I would like to know the translation of "surgical mitten" into Spanish. I found the term in a short story by a British author, where he describes a man who has had an accident in one of his hands and then wears a surgical mitten. 
It seems that "manopla quirúrgica", a literal translation, does not make the job.
Can you help me?
Thank you,


Rafajuntoalmar


----------



## k-in-sc

(Suffered an accident *to* one of his hands/injured his hand) (*do* the job)


Can you just call it a "venda"? "Venda manopla"? The term isn't even that common in English.


----------



## Ilialluna

Hola. Yo diría "mitones quirúrgicos".
Saludos


----------



## k-in-sc

La que sabe, sabe


----------



## rafajuntoalmar

k-in-sc said:


> (Suffered an accident *to* one of his hands/injured his hand) (*do* the job)
> 
> 
> Can you just call it a "venda"? "Venda manopla"? The term isn't even that common in English.



Thank you for your corrections, k.


----------



## rafajuntoalmar

Ilialluna said:


> Hola.
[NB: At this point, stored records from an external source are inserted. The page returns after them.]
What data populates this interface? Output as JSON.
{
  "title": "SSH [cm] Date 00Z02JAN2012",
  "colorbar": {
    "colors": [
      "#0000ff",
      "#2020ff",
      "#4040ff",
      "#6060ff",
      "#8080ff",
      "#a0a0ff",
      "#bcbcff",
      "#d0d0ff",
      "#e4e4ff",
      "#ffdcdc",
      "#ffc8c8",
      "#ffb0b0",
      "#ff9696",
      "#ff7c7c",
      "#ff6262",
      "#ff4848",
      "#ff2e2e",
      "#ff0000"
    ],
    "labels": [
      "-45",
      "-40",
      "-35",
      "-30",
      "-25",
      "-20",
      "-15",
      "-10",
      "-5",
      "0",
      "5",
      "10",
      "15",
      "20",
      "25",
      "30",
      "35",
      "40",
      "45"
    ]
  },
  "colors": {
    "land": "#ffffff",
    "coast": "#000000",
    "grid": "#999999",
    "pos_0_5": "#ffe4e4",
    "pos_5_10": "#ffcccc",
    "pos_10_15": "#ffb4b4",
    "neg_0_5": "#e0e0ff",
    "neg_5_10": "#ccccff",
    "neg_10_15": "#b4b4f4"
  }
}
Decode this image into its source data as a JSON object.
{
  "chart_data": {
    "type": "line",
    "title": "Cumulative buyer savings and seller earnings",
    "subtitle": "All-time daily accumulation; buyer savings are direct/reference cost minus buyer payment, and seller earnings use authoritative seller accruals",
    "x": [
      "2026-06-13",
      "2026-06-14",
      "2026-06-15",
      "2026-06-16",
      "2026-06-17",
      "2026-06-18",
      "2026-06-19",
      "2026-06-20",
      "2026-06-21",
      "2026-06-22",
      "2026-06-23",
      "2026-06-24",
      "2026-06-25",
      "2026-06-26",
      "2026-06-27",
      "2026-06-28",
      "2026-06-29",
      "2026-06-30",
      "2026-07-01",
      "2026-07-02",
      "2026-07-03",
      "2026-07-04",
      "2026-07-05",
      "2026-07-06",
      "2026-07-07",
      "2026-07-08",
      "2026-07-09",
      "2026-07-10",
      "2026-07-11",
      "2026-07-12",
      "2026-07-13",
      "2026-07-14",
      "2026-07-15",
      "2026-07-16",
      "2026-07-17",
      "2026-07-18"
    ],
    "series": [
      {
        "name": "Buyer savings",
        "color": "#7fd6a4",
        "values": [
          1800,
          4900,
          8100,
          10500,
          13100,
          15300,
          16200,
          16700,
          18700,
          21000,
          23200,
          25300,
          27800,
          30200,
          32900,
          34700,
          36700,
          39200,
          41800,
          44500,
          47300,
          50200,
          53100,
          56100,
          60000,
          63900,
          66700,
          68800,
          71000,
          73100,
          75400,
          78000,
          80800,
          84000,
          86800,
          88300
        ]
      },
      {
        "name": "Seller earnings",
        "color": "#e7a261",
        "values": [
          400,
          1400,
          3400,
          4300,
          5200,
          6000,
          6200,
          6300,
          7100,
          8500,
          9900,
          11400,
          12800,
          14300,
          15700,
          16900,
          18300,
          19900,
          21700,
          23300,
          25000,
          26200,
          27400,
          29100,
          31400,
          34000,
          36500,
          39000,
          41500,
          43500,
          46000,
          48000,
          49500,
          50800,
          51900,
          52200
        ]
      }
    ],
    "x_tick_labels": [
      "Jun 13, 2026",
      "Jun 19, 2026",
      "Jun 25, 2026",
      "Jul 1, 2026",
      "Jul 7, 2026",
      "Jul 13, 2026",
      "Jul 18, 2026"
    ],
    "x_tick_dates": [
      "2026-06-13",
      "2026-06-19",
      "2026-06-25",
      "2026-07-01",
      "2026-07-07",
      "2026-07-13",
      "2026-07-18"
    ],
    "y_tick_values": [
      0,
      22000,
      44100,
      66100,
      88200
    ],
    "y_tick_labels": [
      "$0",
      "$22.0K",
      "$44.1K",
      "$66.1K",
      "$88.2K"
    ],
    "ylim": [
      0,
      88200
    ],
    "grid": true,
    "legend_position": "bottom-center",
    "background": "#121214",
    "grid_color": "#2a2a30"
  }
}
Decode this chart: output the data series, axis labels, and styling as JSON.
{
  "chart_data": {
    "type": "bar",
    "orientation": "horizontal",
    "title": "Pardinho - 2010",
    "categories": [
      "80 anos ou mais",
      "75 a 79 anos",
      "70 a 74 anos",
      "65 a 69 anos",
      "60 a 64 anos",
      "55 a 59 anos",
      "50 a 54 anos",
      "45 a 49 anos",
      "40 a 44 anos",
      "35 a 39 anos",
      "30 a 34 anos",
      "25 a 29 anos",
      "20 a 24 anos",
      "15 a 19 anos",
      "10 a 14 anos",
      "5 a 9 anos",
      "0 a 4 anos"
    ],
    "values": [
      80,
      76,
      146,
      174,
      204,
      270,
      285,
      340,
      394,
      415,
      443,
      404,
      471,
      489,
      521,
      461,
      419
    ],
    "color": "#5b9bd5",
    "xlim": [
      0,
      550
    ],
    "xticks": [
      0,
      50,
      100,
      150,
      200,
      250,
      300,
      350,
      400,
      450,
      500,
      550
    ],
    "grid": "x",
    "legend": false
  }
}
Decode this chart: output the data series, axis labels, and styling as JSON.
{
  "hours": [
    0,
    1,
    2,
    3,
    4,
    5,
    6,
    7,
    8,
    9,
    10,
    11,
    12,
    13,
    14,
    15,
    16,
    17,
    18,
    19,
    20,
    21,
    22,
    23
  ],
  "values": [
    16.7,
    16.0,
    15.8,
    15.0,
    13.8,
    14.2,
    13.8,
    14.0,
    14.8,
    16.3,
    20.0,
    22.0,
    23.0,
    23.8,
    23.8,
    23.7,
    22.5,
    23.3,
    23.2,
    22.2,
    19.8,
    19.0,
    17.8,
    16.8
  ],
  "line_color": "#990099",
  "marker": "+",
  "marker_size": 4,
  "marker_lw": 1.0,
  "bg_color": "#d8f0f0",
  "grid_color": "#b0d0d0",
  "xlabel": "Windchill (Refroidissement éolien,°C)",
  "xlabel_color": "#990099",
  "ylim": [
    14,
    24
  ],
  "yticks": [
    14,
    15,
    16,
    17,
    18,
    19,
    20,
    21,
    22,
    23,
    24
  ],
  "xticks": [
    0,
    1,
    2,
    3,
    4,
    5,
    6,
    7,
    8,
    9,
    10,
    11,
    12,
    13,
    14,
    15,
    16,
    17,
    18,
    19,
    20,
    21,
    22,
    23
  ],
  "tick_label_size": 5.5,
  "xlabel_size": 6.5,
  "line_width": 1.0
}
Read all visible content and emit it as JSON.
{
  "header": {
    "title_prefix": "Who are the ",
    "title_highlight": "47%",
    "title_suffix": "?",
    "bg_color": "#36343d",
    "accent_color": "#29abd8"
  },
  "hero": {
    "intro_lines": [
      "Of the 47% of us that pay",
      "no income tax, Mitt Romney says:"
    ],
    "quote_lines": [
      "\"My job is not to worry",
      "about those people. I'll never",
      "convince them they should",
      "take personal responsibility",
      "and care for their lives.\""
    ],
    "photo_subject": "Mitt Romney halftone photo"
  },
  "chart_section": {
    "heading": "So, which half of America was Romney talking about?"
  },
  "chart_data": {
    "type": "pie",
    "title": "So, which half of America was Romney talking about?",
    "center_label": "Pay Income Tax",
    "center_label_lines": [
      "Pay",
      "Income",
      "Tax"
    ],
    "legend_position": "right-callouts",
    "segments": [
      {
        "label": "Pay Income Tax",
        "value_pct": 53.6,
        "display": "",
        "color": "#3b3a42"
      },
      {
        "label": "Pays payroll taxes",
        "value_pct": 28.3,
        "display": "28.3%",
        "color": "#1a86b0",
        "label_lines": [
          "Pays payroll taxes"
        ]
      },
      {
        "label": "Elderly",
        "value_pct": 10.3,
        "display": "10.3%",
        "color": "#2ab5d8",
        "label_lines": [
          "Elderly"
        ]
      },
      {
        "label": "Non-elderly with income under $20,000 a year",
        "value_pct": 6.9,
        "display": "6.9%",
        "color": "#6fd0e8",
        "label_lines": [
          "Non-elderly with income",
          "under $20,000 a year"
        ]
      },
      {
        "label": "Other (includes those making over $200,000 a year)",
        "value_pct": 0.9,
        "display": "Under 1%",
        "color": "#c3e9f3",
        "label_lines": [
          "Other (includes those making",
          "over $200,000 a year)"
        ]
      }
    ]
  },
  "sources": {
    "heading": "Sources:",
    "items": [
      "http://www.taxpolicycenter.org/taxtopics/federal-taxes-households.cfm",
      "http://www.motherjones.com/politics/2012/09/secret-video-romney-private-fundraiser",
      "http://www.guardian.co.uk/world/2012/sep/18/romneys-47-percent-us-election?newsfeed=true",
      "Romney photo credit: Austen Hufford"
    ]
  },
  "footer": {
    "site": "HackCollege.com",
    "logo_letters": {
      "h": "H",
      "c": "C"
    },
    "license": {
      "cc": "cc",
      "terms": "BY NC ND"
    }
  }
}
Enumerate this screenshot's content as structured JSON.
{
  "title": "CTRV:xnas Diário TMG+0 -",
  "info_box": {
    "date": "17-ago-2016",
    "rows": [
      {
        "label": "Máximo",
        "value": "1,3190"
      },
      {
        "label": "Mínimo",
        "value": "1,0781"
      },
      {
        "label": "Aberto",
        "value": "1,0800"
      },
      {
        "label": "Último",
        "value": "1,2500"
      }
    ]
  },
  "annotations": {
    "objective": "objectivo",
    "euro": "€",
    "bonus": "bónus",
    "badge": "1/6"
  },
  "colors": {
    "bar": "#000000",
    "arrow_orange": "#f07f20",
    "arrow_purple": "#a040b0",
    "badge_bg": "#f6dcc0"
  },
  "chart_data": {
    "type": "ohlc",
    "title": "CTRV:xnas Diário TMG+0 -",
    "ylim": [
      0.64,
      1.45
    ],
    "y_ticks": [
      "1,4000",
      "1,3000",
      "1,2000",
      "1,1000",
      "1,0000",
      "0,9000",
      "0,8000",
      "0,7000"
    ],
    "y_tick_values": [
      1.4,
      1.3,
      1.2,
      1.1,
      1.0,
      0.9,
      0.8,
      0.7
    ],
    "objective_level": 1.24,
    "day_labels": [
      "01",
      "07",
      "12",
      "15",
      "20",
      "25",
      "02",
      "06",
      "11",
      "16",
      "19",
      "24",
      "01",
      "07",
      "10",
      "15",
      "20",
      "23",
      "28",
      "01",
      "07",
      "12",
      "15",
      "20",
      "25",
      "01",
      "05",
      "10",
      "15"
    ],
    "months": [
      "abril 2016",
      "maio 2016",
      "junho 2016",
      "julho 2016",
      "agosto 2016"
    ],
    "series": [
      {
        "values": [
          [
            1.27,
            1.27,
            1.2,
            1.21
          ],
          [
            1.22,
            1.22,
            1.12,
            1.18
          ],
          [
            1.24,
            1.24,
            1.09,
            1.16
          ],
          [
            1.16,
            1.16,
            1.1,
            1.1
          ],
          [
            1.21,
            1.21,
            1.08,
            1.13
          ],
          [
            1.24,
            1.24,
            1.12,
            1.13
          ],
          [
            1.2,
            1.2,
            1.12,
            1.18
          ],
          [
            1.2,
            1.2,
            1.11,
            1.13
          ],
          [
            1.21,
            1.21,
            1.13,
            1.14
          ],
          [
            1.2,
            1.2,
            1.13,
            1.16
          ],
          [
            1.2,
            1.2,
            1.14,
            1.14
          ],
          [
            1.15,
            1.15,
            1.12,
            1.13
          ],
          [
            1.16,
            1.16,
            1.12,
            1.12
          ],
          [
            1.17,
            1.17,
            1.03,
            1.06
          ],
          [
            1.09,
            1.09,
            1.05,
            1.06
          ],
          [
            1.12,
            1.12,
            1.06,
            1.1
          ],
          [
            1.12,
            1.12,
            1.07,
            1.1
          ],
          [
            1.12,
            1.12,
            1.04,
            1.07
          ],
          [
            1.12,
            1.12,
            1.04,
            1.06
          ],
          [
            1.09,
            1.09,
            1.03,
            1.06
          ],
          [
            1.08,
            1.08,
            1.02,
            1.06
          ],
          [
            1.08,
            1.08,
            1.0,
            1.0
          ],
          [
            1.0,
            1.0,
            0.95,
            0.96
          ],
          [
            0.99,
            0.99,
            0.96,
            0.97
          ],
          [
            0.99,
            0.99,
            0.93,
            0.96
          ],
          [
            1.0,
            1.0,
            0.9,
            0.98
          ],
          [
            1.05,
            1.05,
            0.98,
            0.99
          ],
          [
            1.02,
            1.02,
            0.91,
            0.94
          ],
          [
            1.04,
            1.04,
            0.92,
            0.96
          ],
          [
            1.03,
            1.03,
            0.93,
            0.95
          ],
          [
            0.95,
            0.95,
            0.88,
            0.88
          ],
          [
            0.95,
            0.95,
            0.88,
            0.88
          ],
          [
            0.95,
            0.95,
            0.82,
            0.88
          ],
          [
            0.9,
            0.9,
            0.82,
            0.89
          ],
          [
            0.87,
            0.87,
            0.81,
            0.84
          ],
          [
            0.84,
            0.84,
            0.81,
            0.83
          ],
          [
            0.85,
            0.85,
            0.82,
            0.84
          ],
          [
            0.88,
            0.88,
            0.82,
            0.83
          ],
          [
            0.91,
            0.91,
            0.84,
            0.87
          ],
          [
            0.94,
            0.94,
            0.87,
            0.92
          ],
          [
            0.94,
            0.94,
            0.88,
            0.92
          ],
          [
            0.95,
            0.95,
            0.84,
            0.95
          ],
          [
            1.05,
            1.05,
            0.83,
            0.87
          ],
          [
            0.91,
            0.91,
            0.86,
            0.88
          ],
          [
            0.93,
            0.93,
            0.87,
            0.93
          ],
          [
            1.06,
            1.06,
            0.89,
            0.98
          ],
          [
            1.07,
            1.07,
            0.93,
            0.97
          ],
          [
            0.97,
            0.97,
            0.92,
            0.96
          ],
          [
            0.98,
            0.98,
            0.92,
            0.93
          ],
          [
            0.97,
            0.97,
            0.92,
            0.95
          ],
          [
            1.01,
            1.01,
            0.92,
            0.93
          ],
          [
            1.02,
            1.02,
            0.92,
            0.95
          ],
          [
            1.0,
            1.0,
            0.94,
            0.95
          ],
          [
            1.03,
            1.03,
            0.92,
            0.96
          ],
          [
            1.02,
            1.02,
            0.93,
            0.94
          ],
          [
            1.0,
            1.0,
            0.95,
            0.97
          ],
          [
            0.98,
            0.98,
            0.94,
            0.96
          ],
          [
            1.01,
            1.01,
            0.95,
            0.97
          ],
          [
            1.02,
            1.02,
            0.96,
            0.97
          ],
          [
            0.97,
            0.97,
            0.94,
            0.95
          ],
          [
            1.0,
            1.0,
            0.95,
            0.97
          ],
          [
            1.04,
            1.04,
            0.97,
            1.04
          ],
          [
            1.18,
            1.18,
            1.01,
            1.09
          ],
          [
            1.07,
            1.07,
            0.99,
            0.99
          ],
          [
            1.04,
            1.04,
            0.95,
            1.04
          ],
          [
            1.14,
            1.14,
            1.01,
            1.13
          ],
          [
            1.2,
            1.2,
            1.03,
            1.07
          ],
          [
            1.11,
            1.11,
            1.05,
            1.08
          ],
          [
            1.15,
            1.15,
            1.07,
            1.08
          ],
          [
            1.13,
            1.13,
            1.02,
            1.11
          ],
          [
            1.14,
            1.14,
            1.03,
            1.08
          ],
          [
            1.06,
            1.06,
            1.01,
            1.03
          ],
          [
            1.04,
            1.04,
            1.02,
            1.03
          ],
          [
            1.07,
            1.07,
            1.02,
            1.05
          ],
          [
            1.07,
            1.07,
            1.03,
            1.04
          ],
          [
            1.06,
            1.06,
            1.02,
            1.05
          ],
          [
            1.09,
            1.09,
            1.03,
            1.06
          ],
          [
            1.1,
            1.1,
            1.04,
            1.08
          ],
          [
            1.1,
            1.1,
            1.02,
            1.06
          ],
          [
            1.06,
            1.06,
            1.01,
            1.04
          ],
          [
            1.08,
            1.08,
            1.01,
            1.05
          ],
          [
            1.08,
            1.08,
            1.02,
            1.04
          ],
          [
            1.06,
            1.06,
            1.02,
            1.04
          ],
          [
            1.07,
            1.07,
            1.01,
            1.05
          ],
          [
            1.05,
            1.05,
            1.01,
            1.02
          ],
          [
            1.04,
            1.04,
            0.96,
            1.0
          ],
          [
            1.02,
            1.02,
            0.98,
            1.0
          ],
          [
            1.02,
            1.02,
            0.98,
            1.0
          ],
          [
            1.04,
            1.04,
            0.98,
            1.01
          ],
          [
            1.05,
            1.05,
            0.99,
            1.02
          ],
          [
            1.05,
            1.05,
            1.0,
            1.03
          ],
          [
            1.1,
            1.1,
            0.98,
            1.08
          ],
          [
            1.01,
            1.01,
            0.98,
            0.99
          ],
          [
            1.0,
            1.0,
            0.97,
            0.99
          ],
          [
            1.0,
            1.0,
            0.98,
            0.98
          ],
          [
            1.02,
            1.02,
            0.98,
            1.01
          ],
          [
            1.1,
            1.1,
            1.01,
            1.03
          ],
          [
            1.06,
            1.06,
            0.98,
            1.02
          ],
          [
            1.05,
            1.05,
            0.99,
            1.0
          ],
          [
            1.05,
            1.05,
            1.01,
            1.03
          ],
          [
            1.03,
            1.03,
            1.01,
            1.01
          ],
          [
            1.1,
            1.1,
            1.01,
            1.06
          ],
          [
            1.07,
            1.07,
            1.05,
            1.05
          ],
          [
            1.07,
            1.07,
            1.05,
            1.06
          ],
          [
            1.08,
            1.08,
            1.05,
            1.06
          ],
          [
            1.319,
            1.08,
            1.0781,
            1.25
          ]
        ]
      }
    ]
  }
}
Yo diría "mitones quirúrgicos".
> Saludos



Hola Ilialluna, gracias por responder.
Perdona que pregunte, pero ¿lo conjeturas o lo sabes? El "diría" me ha confundido.


----------



## Ilialluna

Hola, rafajuntoalmar.
Lo cierto es que conjeturo, pero hace años conocí a una persona que llevaba unos mitones de un material especial por un problema que tenía en la mano. Una manopla o una venda tienen una estructura diferente. Puedes buscar en Internet y verás que sí aparecen mitones quirúrgicos.
Saludos.


----------



## k-in-sc

I was interested to see what they were and couldn't find any. Some pictures of roller derby girls' butts, though ...


----------



## rodelu2

"Manopla" es el nombre en Uruguay para el "mitten" (guante sin dedos) protector para una mano herida y curada. Now, where's the link to the roller derby stuff?


----------



## k-in-sc

If that's what you want to see, just google "roller derby" and skip all the pictures of people with deformed mitten hands ...


----------



## rafajuntoalmar

Thank you, guys! So, roller derby...


----------